The Wright Way

Jay Wright is the legendary former head coach of the Villanova Wildcats who profoundly shaped Jalen Brunson’s basketball career, mentoring him through a highly decorated four-year collegiate stint. Under Wright, Brunson won two NCAA National Championships (2016, 2018), earned consensus National Player of the Year honors, and developed the mental toughness that propelled him to an NBA Championship and Finals MVP with the New York Knicks.

The Wright way wasn’t a secret offensive system. It was a disciplined philosophy built around habits, humility and self-control that Brunson still credits today.

The principle Brunson mentions most often is Wright’s constant reminder to control only what you can control.

Rather than worrying about officials, opponents, statistics or public criticism, Wright taught him to focus relentlessly on preparation, effort and attitude.

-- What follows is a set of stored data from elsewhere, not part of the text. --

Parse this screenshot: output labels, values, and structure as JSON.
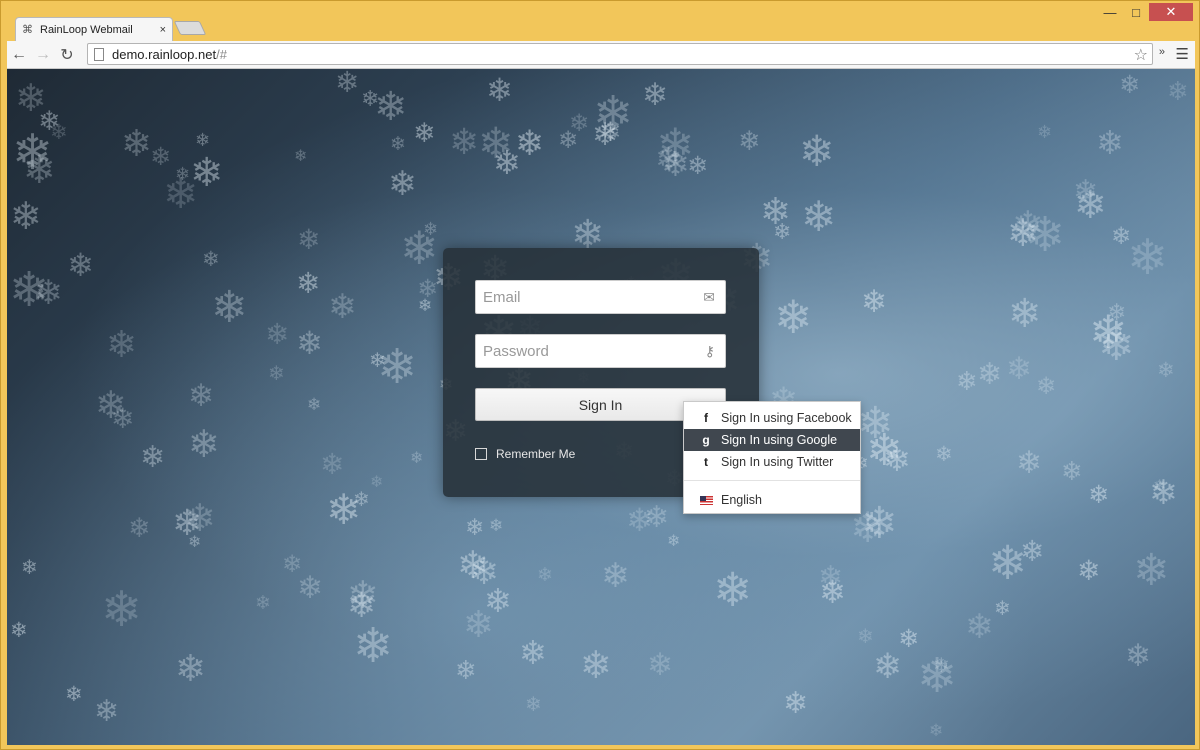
{
  "browser": {
    "tab_title": "RainLoop Webmail",
    "tab_close": "×",
    "url_host": "demo.rainloop.net",
    "url_rest": "/#",
    "window_controls": {
      "minimize": "—",
      "maximize": "□",
      "close": "✕"
    },
    "nav": {
      "back": "←",
      "forward": "→",
      "reload": "↻"
    },
    "star": "☆",
    "extensions": "»",
    "menu": "☰"
  },
  "login": {
    "email_placeholder": "Email",
    "password_placeholder": "Password",
    "sign_in_label": "Sign In",
    "remember_me_label": "Remember Me",
    "options_button": "☰"
  },
  "dropdown": {
    "items": [
      {
        "label": "Sign In using Facebook",
        "icon": "f"
      },
      {
        "label": "Sign In using Google",
        "icon": "g"
      },
      {
        "label": "Sign In using Twitter",
        "icon": "t"
      }
    ],
    "language": "English"
  },
  "colors": {
    "panel_bg": "#263038",
    "dropdown_active": "#40474f",
    "window_frame": "#f2c65a"
  }
}
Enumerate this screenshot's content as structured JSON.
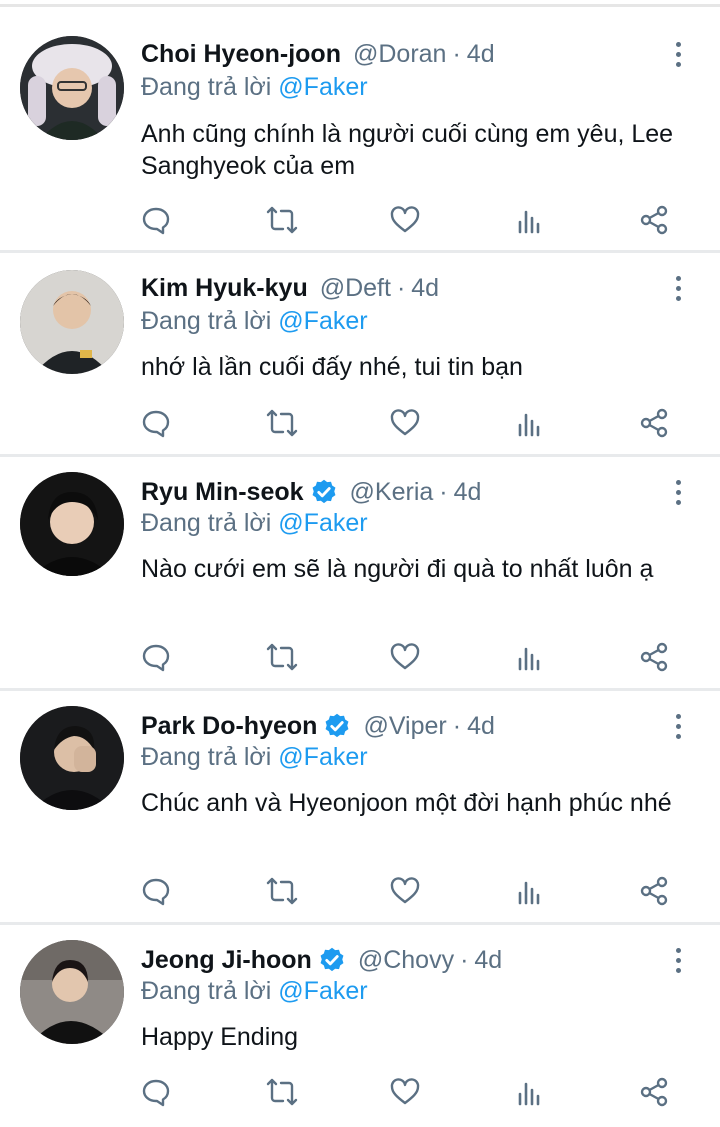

Wright believes Brunson’s greatest strengths were never athletic gifts. They were habits: emotional discipline, daily consistency, humility, accountability and an obsession with controlling what he could control. Those lessons helped transform an undersized second-round draft pick into one of the NBA’s premier leaders and champions.

“Controlling your attitude, controlling your effort, those are the things you can control… That’s how we ended huddles, that’s how we started games, practices. It’s kind of what his motto was.”